The letter, endorsed by business representatives, elected officials and resource experts, specifically asks for the addition of aggregates, copper, molybendum, gold, zinc, nickel, lead, silver and certain fertilizer compounds to the list.
In the public statement on the letter, which ARPN joined as a signatory, Congressional Western Caucus Chairman Paul A. Gosar (AZ-04) commended the Administration for “opening up the critical mineral designation process and really listening to the input of experts, Congress, industry and members of the public in order to examine the economic and geopolitical ramifications of certain minerals being placed in or excluded from the ‘critical minerals’ list.”
He went on to say:
“ The good news is that for so many of the minerals which may be designated ‘critical’, we enjoy substantial reserves at home. There is no need for the United States to be import-reliant on adversaries and foes for these valuable materials. Today, we ask that those who are making decisions about ‘critical’ status make sure that obviously-critical minerals like copper, gold, molybdenum, zinc and others make the final list. Given the incredible domestic need for these minerals, it’s no exaggeration to say that the very security and stability of our country depend on the United States prioritizing permitting and development for our vast reserves right here in America.”
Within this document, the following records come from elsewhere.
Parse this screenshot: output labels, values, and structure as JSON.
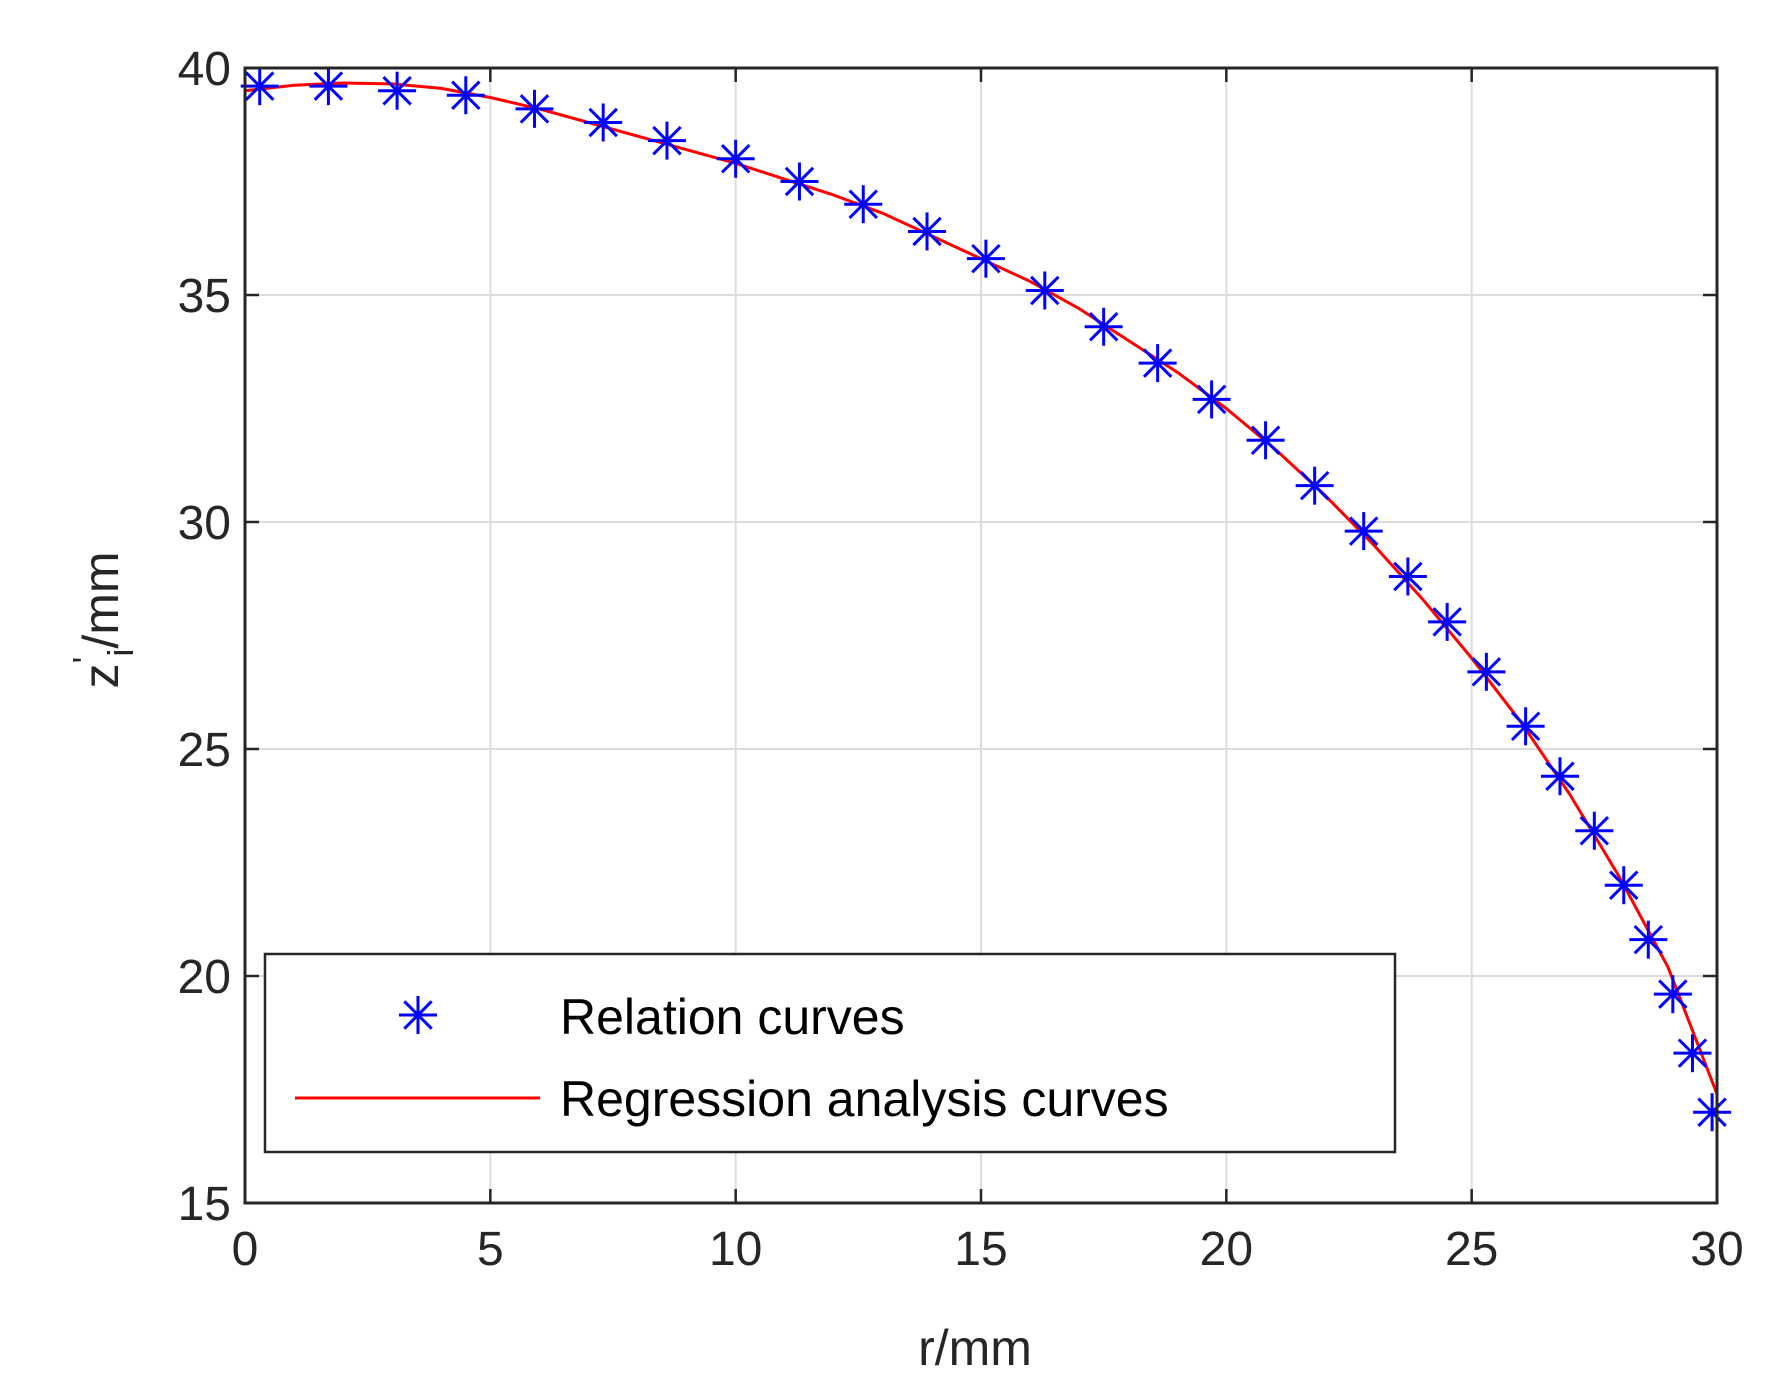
{
  "chart_data": {
    "type": "line",
    "xlabel": "r/mm",
    "ylabel": "z",
    "ylabel_sup": "'",
    "ylabel_sub": "i",
    "ylabel_suffix": "/mm",
    "xlim": [
      0,
      30
    ],
    "ylim": [
      15,
      40
    ],
    "xticks": [
      0,
      5,
      10,
      15,
      20,
      25,
      30
    ],
    "yticks": [
      15,
      20,
      25,
      30,
      35,
      40
    ],
    "grid": true,
    "legend_position": "bottom-left",
    "series": [
      {
        "name": "Relation curves",
        "style": "markers",
        "marker": "asterisk",
        "color": "#0000ff",
        "x": [
          0.3,
          1.7,
          3.1,
          4.5,
          5.9,
          7.3,
          8.6,
          10.0,
          11.3,
          12.6,
          13.9,
          15.1,
          16.3,
          17.5,
          18.6,
          19.7,
          20.8,
          21.8,
          22.8,
          23.7,
          24.5,
          25.3,
          26.1,
          26.8,
          27.5,
          28.1,
          28.6,
          29.1,
          29.5,
          29.9
        ],
        "y": [
          39.6,
          39.6,
          39.5,
          39.4,
          39.1,
          38.8,
          38.4,
          38.0,
          37.5,
          37.0,
          36.4,
          35.8,
          35.1,
          34.3,
          33.5,
          32.7,
          31.8,
          30.8,
          29.8,
          28.8,
          27.8,
          26.7,
          25.5,
          24.4,
          23.2,
          22.0,
          20.8,
          19.6,
          18.3,
          17.0
        ]
      },
      {
        "name": "Regression analysis curves",
        "style": "line",
        "color": "#ff0000",
        "x": [
          0,
          1,
          2,
          3,
          4,
          5,
          6,
          7,
          8,
          9,
          10,
          11,
          12,
          13,
          14,
          15,
          16,
          17,
          18,
          19,
          20,
          21,
          22,
          23,
          24,
          25,
          26,
          27,
          28,
          29,
          30
        ],
        "y": [
          39.5,
          39.62,
          39.67,
          39.65,
          39.55,
          39.35,
          39.1,
          38.8,
          38.5,
          38.2,
          37.9,
          37.55,
          37.2,
          36.8,
          36.3,
          35.8,
          35.3,
          34.7,
          34.0,
          33.3,
          32.5,
          31.6,
          30.6,
          29.5,
          28.3,
          27.0,
          25.6,
          24.0,
          22.2,
          20.2,
          17.4
        ]
      }
    ]
  }
}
ARPN Principal Daniel McGroarty had previously submitted two sets of public comments relating to the draft critical minerals list – the first identifying a group of “gateway” metals critical for defense applications but absent from the DOI List, and the second articulating the gateway/co-product relationships between metals and minerals on the DOI List. The articulation exercise revealed four metals and minerals absent from the DOI List which are gateways to minerals that are on the list: Copper, Zinc, Nickel and Lead. Further information on the gateway/co-product relationships between metals and minerals can be found in ARPN’s latest report.
As the American Exploration & Mining Association correctly states, the Administration is “on the right track to recognize the importance of critical minerals in the American Economy. However, the time is ripe to complete the task and end our foreign dependence when we are ready to responsibly mine here at home. $9.2 Billion and 16,500 jobs are waiting to be unleashed benefiting rural economies.”